Eğer sizin GSM operatörünüz olsaydım biz yayındayız derdim, bağlanabilirsiniz. Hem de kime ve neye isterseniz. Yaşama güvenin, inanın o cep telefonlarımızdan ve bütün bu teknik altyapıların sunacağından daha kudretli. Ve sizler de elinizde tuttuğunuz ufak ışıklı kutulardan kudretlisiniz.

Şimdi, bir karar verin ve kendiniz hariç herşeye atfettiğiniz gücü geri alın.

“Ben yaratabilirim.”

Ve hayal etmeye başlayın, ne istiyorsunuz? Kendinizle ilgili birşey değiştirecek olsaydınız ilk neyi değiştirirdiniz? Ailenizde, çevenizde, dünyada nelerin değişmesini isterdiniz?
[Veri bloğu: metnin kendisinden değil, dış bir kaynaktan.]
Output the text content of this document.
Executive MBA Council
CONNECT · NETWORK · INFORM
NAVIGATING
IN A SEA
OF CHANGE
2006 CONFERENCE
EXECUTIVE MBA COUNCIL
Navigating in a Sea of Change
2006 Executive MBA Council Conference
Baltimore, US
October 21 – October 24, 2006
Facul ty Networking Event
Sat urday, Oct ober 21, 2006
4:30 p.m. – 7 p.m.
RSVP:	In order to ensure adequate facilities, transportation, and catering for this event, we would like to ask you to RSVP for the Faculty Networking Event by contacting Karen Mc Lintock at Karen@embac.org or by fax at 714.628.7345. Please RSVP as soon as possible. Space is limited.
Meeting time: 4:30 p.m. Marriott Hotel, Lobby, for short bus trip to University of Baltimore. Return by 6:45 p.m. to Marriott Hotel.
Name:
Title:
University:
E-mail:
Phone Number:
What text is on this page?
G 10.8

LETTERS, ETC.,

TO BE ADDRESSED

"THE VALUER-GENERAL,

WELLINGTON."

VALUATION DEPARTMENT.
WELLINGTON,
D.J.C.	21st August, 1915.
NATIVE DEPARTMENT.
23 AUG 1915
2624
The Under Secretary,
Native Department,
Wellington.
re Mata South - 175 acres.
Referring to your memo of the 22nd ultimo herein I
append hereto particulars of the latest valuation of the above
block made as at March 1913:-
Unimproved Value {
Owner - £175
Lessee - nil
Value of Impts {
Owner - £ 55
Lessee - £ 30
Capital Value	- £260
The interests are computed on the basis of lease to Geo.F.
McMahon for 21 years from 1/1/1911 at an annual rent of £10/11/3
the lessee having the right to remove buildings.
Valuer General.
Yaratıcı gücü kullanmak önce inanç isteyecek, sonra deneyim ve bolca pratik… Bahçeyi düşünün ve bitkilerin büyümesi için zaman gerektiğini unutmayın. Tohumları ektikten sonra beklemeyi öğrenmek gerek. Burada zorlama olmaz, hiçbir ağacı çekiştirerek vaktinden önce yeşertemezsiniz. Hayal gücünüzün ürettiği tohumların büyüme zamanı belirsiz gibi gözükür önce ve bu sabırsızlık, inançsızlık yaratır. Deneyim kazandıkça büyüme hızlarını, hangi mevsimin iyi geldiğini ve gereken diğer herşeyi öğreneceksiniz. Öğrenme sürecinize saygı ve sevgi gösterin.

Büyücü Merlin kendi gücünden korkup sıradan bir insan olmaya çalıştığında, şövalyeler ona “Neden?” diye sorarlar. “Çünkü” der “yaptığım şey başka birine kötülük olabilir”.

Yaratıcı gücün ikilemi burada. Bizler kaçınılmaz bir şekilde artık gücümüzü keşfedip kullanacağız. Ufak denemelerle başladığımız bu pratik dönemi paralelinde başka bir yolculuk isteyecek bizden…

Erdemli olmanın yoluna girdiğinizde yarattığınız herşeyin içinde iyilik olmasını isteyin.

Evet, vakit geldi, şimdi uygulama zamanı. İhtiyacını duyduğunuz herşey içinizde. Yaşama ve kendinize güvenin. Tek yapmanız gereken gücün kendini göstermesine izin vermek. İnanın eğer desteğe ihtiyacınız varsa bu öğrenme sürecinde mutlaka gelecektir. Ve unutmayın, var olmayacak birşeyi hayal edemezsiniz, sizler evren ile birsiniz.